Nasce a Cittanova il Circolo di Italia dei Valori sulla base di un’esigenza vera di fare politica attiva. Partecipata e condivisa da molti Cittanovesi. Da un po di tempo, un lavoro spontaneo si pone l’obiettivo di mettere assieme tutti i giovani ed i cittadini onesti, stanchi di stare a guardare il degrado sociale, economico e culturale, in cui precipita la nostra cittadina e l’intero territorio Calabrese più che altrove. Tutti gli aderenti ed i simpatizzanti, hanno già iniziato a confrontarsi su cosa è possibile fare per uscire dal degrado, organizzando da subito, entusiasmanti gruppi di lavoro, individuando una serie di percorsi virtuosi. Siamo fermamente convinti che l’unica opportunità rimasta oggi per ridare vita e futuro a ben due generazioni, ferme a causa della grande crisi che ha colpito il nostro paese, le regioni meridionali e la Piana di Gioia Tauro, deve anteporre i principi di legalità e massima trasparenza. Un primo nucleo di uomini e donne, attorno ai valori di legalità rappresentati dal partito, ha permesso di realizzare una significativa partecipazione, sempre più crescente di cittadini che hanno scelto di vivere nella propria terra e sviluppare le idee possibili per radicare le cose buone e farle crescere sane e produttive. Valorizzare, certificare la qualità e far conoscere al mondo intero la ricchezza della nostra terra, vuol dire innescare la marcia giusta per avviare tanti sistemi virtuosi in grado di dare sfogo a innovative opportunità di lavoro, fare economia, migliorare i servizi essenziali, fare cultura e vivere una vita normale guardando con serenità al futuro. La presenza di persone di varie estrazioni sociali, ci permette di mettere in continua sinergia il virtuosismo di tutti i saperi e stabilire, con metodo certosino, tutte le azioni politiche necessarie a rendere praticabile e raggiungibili gli obiettivi da raggiungere.
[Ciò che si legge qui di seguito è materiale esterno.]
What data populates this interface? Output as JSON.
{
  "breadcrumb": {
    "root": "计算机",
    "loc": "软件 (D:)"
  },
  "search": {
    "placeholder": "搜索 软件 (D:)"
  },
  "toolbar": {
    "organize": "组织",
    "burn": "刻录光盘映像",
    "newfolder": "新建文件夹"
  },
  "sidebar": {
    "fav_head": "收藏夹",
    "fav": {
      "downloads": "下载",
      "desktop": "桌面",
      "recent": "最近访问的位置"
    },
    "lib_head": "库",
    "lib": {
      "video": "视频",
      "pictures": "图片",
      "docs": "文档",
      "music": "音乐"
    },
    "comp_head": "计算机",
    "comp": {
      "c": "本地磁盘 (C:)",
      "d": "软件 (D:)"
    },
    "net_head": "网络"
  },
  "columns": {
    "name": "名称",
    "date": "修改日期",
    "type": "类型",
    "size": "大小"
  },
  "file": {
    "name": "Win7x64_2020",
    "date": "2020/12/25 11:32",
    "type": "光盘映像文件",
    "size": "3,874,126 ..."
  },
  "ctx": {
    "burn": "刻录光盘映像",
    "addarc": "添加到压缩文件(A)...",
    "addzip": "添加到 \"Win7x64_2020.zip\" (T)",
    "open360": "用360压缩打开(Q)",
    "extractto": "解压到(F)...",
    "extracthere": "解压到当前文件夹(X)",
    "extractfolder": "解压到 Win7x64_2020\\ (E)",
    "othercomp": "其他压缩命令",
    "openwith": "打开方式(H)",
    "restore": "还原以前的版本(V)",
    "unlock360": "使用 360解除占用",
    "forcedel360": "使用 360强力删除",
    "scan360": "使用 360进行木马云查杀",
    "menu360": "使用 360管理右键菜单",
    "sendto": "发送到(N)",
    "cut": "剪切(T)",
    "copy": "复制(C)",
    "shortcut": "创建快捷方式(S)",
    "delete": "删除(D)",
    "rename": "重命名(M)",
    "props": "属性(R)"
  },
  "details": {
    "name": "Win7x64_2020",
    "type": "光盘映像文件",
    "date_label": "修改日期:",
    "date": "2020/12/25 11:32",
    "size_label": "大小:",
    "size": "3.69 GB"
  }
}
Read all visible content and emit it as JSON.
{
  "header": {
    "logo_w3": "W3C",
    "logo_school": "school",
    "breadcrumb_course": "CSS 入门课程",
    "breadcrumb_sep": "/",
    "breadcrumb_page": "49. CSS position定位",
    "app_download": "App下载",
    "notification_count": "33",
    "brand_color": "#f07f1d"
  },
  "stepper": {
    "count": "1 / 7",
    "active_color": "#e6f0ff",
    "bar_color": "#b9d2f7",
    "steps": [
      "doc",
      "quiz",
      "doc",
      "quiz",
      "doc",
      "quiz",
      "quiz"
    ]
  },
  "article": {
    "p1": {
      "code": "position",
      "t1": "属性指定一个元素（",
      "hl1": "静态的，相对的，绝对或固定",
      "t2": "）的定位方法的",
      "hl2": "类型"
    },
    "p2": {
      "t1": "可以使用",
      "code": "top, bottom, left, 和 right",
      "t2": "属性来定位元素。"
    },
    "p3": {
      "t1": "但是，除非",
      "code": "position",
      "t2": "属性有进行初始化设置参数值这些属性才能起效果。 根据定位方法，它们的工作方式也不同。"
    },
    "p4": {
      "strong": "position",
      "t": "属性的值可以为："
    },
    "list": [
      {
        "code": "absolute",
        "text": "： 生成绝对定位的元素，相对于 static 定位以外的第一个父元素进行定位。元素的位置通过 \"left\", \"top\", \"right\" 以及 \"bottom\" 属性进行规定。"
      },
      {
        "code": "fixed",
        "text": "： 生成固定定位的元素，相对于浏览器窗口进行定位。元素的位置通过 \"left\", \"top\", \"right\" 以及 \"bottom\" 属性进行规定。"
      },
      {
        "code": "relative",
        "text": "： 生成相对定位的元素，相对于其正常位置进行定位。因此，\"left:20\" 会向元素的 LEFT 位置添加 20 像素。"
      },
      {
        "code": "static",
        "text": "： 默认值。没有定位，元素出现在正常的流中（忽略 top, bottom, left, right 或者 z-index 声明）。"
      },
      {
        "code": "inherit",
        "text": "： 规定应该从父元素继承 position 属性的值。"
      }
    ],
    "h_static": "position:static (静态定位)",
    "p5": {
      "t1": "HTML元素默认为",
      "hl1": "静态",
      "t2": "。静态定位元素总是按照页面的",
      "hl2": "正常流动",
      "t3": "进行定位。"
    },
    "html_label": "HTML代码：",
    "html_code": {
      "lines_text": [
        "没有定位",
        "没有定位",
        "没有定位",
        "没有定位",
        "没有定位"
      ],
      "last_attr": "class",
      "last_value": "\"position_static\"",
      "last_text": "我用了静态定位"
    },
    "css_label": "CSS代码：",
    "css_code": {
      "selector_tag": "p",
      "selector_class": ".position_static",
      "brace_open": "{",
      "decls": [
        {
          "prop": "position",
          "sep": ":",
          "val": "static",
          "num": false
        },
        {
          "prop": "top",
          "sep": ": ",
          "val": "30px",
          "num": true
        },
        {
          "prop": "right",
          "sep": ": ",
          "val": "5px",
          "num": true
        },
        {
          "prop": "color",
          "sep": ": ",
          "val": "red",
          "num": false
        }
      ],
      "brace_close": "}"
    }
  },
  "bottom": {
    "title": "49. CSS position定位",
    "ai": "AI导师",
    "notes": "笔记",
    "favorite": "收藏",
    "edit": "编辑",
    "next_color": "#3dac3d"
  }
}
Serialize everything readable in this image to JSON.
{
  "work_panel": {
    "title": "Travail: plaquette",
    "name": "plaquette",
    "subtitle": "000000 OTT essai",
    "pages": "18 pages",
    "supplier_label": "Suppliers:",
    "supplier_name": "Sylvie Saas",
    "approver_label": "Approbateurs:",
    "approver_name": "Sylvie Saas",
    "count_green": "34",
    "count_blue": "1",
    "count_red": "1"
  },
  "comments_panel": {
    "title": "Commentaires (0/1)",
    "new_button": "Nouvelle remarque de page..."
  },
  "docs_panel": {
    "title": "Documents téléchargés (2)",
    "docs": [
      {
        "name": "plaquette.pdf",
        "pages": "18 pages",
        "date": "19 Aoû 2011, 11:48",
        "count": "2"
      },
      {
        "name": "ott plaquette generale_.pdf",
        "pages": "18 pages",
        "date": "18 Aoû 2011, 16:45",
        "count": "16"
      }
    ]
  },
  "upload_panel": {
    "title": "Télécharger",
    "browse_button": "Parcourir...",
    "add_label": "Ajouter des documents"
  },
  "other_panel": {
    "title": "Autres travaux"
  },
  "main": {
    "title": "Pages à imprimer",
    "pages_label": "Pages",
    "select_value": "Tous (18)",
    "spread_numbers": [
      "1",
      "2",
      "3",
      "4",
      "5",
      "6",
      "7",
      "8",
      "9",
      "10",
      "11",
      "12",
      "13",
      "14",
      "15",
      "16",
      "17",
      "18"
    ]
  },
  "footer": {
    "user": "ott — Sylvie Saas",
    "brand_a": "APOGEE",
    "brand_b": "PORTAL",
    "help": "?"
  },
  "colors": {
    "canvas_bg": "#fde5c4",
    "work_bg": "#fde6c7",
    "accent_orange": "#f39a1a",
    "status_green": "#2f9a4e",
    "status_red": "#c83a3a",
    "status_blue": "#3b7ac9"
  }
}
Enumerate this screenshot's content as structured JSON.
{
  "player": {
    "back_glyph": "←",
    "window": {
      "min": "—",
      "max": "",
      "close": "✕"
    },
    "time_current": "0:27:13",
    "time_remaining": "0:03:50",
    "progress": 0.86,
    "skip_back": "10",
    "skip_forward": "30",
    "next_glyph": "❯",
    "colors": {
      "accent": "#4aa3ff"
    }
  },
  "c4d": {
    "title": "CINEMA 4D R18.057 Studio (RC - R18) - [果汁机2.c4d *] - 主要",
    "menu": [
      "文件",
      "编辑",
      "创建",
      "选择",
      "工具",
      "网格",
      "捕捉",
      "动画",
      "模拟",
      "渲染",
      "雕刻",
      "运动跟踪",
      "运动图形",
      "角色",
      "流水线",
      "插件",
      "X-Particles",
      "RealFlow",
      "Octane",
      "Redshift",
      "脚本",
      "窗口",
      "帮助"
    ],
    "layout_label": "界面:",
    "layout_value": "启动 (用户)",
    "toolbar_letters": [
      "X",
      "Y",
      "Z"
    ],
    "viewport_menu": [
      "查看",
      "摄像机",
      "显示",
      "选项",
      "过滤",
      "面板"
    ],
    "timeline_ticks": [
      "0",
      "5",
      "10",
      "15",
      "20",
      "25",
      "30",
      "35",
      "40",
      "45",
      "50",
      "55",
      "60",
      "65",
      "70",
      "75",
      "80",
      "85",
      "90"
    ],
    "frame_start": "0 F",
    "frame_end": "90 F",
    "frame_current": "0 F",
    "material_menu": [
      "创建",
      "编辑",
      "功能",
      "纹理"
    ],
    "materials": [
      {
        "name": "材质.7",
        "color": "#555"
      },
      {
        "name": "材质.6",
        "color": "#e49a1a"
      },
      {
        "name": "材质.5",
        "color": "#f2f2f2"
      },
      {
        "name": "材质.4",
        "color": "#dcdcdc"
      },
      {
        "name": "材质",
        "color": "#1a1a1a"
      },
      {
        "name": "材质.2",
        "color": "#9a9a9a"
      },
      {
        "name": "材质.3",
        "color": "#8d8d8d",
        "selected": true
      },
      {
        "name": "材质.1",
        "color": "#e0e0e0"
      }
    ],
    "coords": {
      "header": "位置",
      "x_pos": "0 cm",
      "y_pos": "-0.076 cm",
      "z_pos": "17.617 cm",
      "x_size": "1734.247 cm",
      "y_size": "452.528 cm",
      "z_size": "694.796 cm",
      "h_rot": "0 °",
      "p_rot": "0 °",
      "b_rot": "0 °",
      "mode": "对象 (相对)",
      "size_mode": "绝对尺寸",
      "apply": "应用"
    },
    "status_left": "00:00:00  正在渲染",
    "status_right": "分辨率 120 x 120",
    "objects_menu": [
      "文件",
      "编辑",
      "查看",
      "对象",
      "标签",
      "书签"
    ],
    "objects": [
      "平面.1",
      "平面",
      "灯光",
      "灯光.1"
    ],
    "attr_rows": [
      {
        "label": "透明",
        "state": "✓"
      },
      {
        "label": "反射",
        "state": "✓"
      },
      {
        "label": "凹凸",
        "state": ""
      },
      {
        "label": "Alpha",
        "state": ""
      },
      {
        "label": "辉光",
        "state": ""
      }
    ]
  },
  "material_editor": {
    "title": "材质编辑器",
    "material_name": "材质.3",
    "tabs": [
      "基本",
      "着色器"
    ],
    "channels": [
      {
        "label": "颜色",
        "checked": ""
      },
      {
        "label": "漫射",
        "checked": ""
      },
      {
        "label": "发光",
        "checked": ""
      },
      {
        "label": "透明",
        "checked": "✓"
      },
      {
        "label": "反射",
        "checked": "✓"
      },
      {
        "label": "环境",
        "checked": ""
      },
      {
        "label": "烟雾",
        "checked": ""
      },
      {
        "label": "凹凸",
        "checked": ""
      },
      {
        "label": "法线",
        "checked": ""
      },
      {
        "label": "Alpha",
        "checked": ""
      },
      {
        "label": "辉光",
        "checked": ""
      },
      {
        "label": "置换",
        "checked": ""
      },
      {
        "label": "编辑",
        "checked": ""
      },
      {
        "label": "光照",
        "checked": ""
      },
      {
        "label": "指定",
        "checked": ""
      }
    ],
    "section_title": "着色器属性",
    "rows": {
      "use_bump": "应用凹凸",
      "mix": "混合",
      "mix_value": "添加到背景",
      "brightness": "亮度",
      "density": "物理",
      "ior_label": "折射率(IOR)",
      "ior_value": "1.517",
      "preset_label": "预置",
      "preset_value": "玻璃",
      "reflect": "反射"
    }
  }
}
Serve come il pane conoscere le esperienze vissute, le difficoltà del vivere quotidiano, le sofferenze, i disagi, la condizione delle realtà produttive, le criticità delle istituzioni e il loro possibile superamento. Tutto questo e tanto altro ancora, verrà posto in essere dall’intero circolo col la voglia e la forza di dare un grande contributo al paese di Cittanova e all’intera Piana di Gioia Tauro. Questa sarà l’Italia dei Valori di Cittanova, porte aperte per accogliere idee, proposte e critiche, indispensabili ad innalzare sempre più il valore della politica e del progresso.